Home Yoga Practice: Reflection and Pause

This week’s practice is focused on taking a pause and reflecting.

Often in our day-to-day we shuffle through activities and actions like we are swiping right on our phones. Swish, next. Swipe, next.

Life has become an assembly line procession of doing and getting and building and acquiring and …  it’s incessant, never ending, never fulfilled.

Our home yoga practice starts often with a big empty slate and we don’t know what to do, where to start, how to move, what to do next.

But when we get going it can be easy to fall into a monotonous pace of rhythmic, flowing movement (if you practice a vinyasa-based yoga, with fluid movement). It becomes a workout. Like Sweatin’ with the Oldies. Hit the playlist and twist, fold, reach, stretch, balance ourselves into an endorphin high. We become accustomed to, and in fact reliant upon constant “go” on the mat. Our outside world has been replicated on our mat, so peacefulness, quietude and insight are elusive. 

We aren’t doing it!

I try not to judge how people arrive on their mat. In fact a wise teacher (can’t remember who) once taught me to think of a wall of doors to choose from in terms of types of yoga to explore. It doesn’t matter which one they came through as long as they continue to walk along the path. Maybe a student entered using an old VCR tape, or they did a fun aerial yoga like a trapeze act. It’s not for me to judge whether they are adhering to the limbs of yoga as I understand it. It was an access point. What they do with their practice and how they develop it along the way is their journey.

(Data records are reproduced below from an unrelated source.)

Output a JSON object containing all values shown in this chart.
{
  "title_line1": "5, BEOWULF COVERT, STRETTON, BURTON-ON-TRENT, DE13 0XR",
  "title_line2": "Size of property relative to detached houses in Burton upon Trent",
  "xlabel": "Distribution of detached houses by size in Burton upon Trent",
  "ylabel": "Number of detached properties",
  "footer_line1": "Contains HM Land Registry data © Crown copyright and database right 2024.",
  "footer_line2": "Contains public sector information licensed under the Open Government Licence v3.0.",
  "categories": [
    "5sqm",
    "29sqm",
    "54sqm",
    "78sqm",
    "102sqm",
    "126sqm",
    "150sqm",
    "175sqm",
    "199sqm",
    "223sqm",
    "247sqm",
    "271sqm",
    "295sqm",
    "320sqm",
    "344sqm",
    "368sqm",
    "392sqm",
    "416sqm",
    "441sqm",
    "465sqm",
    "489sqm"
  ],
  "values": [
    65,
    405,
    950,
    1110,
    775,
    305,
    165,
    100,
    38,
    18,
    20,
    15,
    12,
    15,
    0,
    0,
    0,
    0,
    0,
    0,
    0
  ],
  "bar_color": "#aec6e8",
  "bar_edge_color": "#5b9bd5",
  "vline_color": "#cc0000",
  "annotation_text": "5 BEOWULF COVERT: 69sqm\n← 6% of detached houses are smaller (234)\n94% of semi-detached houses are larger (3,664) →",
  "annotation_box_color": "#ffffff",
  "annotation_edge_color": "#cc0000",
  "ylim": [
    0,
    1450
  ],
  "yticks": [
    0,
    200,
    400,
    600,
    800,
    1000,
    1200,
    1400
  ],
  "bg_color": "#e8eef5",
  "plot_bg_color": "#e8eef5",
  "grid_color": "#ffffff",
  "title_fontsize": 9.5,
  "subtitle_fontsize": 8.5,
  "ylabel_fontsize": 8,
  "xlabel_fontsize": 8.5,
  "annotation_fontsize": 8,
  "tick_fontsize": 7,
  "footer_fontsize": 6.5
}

So, start somewhere and keep going. But if you’re still wishing to grow and expand and you know that your pattern in life is “do” and “go” and “more,” you will eventually have to slow down and reflect or burn yourself up.

This week’s practice:

  • A flowing practice (Sun Salutations; a standing sequence of 3 or 4 postures; kneeling sequence; seated sequence; reclining sequence) Repeat your flowing sequence 2-3 or more times.
  • A posture hold. After the flowing sequence repetitions, hold a posture. Perhaps one in the sequence or a different one. Try to hold different postures – twists, core, deep stretches, upside down. Our experience is different in different poses and over the duration of time of the hold
  • (Repeat)
  • In the holds: Recite a mantra or affirmation or prayer
  • Journal: Journal about the experience. What did the reflection reveal? What did it help you integrate? What did it quiet within you? (Don’t expect big ‘A’ha!” moments, but small observations that over time may hold bigger revelations)
  • This practice can be 15 minutes or an hour. Work on the amount of time that works for you. But stick with it. And apply yourself to the plan, even when you want to rock out to a fun power sequence. This practice is the time for this practice and your willingness to see what comes up.